Her work has an unconscious element to it, with no real objective other than to express herself as she is at one particular moment.

The use of dead animals including mice and fish is presented as a memorial to them – they are part of the natural world and should be honoured and respected.

== AI art ==
In 2019 Feller started exploring AI Art where she is creating through the technology of artificial intelligence and computer learning to produce work which represents her dreams.

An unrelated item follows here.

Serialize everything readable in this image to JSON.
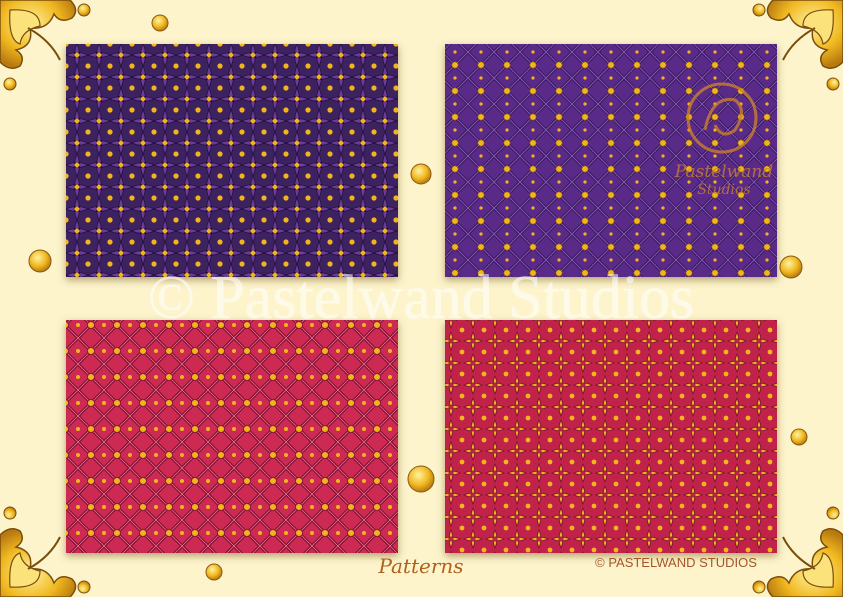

This is something she is passionate about and wants to explore this field further until she is eventually able to teach the computer to produce art organically.

One project she is working on through AI art is one about changing perceptions of beauty. She hopes to encourage people to look at inner beauty rather than the outer shell.

Although it is possible to apply her healing abilities with AI art she feels the project does this organically anyway by healing the mind, connecting everyone’s hearts and seeing the true beauty within.